My second idea is dumber, to the point where I mostly know why it doesn’t work. But thinking about it might help clarify how things work for people unused to AI.
I saw someone point out that, unlike something like Wikipedia, AI doesn’t give you context. You shouldn’t trust Wikipedia, or a source you find on Google, blindly. If you want to, you can look through the edit history on Wikipedia, or figure out who wrote a page you found on Google and how. If ChatGPT tells you something, by default you don’t know where that knowledge came from. You can tell it to search, and then you’ll get links, but that’s because it’s using Google or the like behind the scenes anyway. You don’t know where the model is getting its ideas.
Why couldn’t we get that context, though?
Every text produced by a Large Language Model is causally dependent on its training data. Different data, different model, different text. That doesn’t mean that each text draws from one source, or just a few sources: ChatGPT isn’t copying the training data, at least not so literally.

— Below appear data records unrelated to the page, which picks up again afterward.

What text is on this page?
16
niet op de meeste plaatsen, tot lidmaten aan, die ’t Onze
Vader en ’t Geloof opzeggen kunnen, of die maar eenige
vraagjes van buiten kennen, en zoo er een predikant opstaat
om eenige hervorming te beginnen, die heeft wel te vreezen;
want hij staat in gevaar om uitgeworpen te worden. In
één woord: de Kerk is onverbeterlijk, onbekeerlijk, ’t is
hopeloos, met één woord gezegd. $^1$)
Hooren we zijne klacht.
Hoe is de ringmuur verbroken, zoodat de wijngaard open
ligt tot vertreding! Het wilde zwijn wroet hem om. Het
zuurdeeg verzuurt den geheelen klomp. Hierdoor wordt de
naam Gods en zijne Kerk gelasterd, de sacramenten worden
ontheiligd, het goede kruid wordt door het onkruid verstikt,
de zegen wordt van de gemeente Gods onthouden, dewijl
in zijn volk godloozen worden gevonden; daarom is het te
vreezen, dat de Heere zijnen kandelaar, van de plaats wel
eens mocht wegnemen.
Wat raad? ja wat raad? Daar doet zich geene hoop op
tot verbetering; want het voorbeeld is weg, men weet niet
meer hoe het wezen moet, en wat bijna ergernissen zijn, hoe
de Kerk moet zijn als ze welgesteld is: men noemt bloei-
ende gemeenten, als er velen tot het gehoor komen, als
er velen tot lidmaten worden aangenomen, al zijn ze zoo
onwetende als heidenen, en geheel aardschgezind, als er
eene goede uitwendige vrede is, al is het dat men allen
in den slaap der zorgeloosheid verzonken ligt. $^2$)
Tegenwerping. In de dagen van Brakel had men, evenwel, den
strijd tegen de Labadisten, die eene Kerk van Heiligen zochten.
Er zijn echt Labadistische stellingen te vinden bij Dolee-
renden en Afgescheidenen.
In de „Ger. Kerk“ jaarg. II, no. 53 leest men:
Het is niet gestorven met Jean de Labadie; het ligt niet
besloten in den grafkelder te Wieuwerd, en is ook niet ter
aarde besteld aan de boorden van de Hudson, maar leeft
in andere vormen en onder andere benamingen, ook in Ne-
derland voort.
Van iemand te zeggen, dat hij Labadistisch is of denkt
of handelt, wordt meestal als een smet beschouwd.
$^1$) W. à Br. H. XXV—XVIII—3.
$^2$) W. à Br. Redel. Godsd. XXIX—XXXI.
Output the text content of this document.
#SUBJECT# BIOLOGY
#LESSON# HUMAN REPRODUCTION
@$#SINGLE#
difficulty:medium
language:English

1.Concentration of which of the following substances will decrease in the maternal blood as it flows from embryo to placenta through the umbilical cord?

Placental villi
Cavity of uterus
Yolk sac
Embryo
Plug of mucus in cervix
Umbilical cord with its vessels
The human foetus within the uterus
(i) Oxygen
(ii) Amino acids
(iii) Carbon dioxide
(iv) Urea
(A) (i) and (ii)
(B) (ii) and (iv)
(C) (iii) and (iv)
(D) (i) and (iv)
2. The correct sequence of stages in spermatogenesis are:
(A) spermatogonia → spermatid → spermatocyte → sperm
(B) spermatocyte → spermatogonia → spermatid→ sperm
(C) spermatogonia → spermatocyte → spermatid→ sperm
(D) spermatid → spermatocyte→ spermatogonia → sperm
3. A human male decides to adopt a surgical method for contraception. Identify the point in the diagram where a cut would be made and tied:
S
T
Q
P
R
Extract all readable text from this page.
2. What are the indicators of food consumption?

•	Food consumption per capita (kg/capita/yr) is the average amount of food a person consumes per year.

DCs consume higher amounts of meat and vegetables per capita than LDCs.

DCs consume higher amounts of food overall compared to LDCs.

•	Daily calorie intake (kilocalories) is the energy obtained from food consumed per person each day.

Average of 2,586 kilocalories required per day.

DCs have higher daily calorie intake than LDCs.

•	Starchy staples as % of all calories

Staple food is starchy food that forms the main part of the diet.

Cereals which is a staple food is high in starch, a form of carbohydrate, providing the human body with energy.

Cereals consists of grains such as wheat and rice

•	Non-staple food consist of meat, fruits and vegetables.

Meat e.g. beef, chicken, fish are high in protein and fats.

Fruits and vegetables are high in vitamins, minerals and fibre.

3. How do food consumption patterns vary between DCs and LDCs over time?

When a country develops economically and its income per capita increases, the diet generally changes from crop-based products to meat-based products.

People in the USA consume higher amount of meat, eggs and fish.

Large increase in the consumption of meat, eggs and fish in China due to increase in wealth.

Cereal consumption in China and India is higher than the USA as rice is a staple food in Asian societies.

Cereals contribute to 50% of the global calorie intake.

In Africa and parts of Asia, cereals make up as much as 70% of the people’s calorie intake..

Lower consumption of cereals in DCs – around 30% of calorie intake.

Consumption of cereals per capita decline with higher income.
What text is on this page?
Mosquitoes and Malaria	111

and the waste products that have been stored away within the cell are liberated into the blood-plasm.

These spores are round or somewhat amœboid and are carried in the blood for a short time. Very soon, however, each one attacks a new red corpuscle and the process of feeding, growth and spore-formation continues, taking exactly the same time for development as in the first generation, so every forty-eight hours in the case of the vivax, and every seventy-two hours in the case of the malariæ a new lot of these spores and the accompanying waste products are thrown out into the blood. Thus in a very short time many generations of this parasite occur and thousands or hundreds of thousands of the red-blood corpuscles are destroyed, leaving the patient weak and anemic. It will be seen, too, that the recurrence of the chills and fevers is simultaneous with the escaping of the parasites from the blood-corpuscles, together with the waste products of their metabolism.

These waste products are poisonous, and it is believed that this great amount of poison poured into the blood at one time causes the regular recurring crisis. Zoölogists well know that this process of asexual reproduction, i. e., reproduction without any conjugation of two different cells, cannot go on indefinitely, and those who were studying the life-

But it does mean that, if ChatGPT says something is true, you should in principle be able to ask which data was most important in making it say that. If you leave a piece of data out of the training, and get similar answers, you can infer that the response you got doesn’t have much to do with that piece of data. But if you leave out a text in training, and now ChatGPT gives totally different responses to the same question…then there’s a pretty meaningful sense that it got the information from that source.
If this were the type of non-AI statistical model people use in physics, this would be straightforward. Researchers do this all the time: take one experiment out of the data, see how their analysis changes, and thereby figure out which experiments are most important to check. One can even sometimes calculate, given a model, where you should look.
Unfortunately, you can’t do this with ChatGPT. The model is just too big. You can’t calculate anything explicitly about it, the giant mathematical formulas behind it are so complicated that the most you can do is get probabilities out case by case, you can’t “unwind” them and see where the numbers come from. And you can’t just take out sources one by one, and train the model again: not when training takes months of expensive computer time.
So unlike with the previous idea, I understand even on a technical level why you can’t do this. But it helped me to be able to think about what I would like to do, if it were possible. Maybe it helps you too!